All those involved in the industry agree that more miraa is grown, picked, and traded in Kenya today than ever before. Domestic consumption, they say, now extends beyond traditional miraa-chewing communities, with even ethnic groups with no history of use reported to be taking it up. Outside Kenya, Tanzania has become a big new market, and the Somali diaspora’s appetites seem insatiable. But, bizarrely, no accurate figures are available to quantify the trend. The reason? The Kenyan government does not classify miraa as a cash crop, so the authorities ignore it, neither tracking its sale nor offering support to farmers. Cynics might say that the government’s very lack of involvement is the reason the sector has bucked the troubled trend of other agricultural sectors in this corruption-blighted country.
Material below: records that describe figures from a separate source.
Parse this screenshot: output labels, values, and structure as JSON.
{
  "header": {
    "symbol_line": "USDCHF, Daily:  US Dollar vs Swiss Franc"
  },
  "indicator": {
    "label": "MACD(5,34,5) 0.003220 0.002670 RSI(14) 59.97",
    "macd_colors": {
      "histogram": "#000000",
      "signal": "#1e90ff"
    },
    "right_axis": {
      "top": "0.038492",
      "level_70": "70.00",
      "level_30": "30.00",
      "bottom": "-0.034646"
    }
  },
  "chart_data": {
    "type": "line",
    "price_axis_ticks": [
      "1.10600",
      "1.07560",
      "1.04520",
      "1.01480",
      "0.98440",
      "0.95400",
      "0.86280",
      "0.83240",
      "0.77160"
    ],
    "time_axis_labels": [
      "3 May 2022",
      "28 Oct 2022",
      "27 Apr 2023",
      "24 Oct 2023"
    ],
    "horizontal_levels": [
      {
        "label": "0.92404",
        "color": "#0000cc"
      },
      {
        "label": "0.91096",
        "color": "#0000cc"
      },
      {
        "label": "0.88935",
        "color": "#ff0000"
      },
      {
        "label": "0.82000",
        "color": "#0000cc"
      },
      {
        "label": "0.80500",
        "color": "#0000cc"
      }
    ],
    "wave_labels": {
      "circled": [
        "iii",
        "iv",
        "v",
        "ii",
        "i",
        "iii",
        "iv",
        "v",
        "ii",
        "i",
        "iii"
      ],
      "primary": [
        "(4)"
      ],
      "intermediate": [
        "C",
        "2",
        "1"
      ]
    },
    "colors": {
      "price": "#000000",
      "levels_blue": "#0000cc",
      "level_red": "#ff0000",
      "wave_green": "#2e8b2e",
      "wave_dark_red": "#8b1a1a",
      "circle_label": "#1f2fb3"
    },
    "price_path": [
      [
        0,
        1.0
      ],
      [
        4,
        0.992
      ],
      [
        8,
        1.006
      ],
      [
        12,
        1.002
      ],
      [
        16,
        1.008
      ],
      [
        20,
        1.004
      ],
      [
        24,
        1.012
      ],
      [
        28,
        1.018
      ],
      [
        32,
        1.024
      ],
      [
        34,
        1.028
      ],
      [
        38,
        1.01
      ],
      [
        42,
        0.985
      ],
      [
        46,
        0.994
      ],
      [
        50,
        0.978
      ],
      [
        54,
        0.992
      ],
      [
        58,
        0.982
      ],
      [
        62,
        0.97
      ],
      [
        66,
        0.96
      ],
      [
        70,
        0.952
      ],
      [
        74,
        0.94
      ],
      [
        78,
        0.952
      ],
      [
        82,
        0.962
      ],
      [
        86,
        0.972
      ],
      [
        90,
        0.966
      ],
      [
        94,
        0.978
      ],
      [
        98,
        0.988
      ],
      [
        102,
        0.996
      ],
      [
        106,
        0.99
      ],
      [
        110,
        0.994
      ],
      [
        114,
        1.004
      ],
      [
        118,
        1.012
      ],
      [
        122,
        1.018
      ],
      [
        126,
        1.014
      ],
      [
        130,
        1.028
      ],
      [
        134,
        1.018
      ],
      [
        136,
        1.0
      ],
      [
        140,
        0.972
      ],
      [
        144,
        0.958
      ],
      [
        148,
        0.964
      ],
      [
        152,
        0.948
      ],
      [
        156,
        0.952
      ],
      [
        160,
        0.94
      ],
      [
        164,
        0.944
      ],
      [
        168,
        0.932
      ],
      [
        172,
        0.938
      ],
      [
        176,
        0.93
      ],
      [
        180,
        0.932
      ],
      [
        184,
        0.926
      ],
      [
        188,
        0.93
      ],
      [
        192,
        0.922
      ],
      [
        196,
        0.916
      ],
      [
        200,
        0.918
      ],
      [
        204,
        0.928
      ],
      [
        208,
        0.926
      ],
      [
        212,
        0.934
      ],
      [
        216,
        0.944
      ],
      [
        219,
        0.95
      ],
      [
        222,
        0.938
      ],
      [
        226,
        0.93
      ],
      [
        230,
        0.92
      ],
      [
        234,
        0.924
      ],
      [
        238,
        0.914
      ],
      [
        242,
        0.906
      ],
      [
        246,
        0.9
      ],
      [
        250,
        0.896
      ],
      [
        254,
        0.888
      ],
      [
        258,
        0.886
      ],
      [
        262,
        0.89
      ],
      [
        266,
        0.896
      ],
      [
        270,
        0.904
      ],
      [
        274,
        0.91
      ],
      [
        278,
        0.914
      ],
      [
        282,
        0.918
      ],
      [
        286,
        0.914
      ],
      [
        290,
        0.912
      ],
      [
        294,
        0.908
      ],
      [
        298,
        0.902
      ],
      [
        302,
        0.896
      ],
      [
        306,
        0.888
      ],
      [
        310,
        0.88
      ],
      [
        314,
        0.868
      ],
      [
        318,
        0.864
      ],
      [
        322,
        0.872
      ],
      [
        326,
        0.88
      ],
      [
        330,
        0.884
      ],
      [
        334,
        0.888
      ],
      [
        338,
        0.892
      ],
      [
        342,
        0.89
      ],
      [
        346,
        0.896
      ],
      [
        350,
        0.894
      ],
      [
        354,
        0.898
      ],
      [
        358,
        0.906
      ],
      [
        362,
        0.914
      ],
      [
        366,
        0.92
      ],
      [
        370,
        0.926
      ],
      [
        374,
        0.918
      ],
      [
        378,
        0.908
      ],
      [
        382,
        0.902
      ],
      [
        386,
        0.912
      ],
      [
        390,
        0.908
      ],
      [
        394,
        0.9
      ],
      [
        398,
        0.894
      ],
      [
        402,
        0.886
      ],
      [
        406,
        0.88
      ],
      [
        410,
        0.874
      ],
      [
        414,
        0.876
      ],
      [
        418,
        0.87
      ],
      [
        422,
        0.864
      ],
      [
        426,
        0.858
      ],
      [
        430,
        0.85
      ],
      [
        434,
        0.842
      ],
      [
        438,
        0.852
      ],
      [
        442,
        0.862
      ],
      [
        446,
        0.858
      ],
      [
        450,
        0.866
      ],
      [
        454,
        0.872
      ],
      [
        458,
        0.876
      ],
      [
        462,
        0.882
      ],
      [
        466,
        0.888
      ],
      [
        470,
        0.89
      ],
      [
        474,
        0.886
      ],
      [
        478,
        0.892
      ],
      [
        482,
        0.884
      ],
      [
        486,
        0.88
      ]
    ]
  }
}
Miraa is certainly a striking example of business ingenuity rising to meet formidable challenges. The chemicals that give chewers their high start breaking down as soon as the twigs are picked, so time is of the essence. Somehow, an industry with no coordinating body, whose players are mainly small farmers or modest middlemen, manages to get tens of thousands of neatly packed kibundas (bundles) of fresh miraa loaded onto the “miraa jets”—the Toyota pickups that line Maua’s main drag; down the long, potholed road to Nairobi’s Wilson Airport; crammed aboard the notoriously overloaded flights; and onto the coffee tables of expectant chewers in foreign capitals in under two days. “This is a business which has always operated informally, in which accounts are kept on the back of cigarette packets, yet it’s the most efficient agricultural industry on the planet,” says Paul Goldsmith, a Meru-based development expert. “The commodity has a 48-hour shelf life, but it goes all over the world.”

A sign at the entrance to Maua’s main hospital

Goldsmith, who believes international hostility to miraa is based on ignorance and myth rather than common sense, fears miraa may not be allowed to enjoy its freedom much longer. Local politicians concerned about the nagging issue of legitimacy are already talking about pressing the Kenyan government to officially recognise miraa as a cash crop. Certainly, in a country whose grasping political elite has always shown a talent for latching onto profit-making ventures and sucking them dry, the lack of regulation surrounding the trade seems an anomaly or an oversight. And, of course, should miraa escape Kenya’s bureaucratically minded legislators, another, possibly far greater, danger looms ahead: that dreaded U.N. report.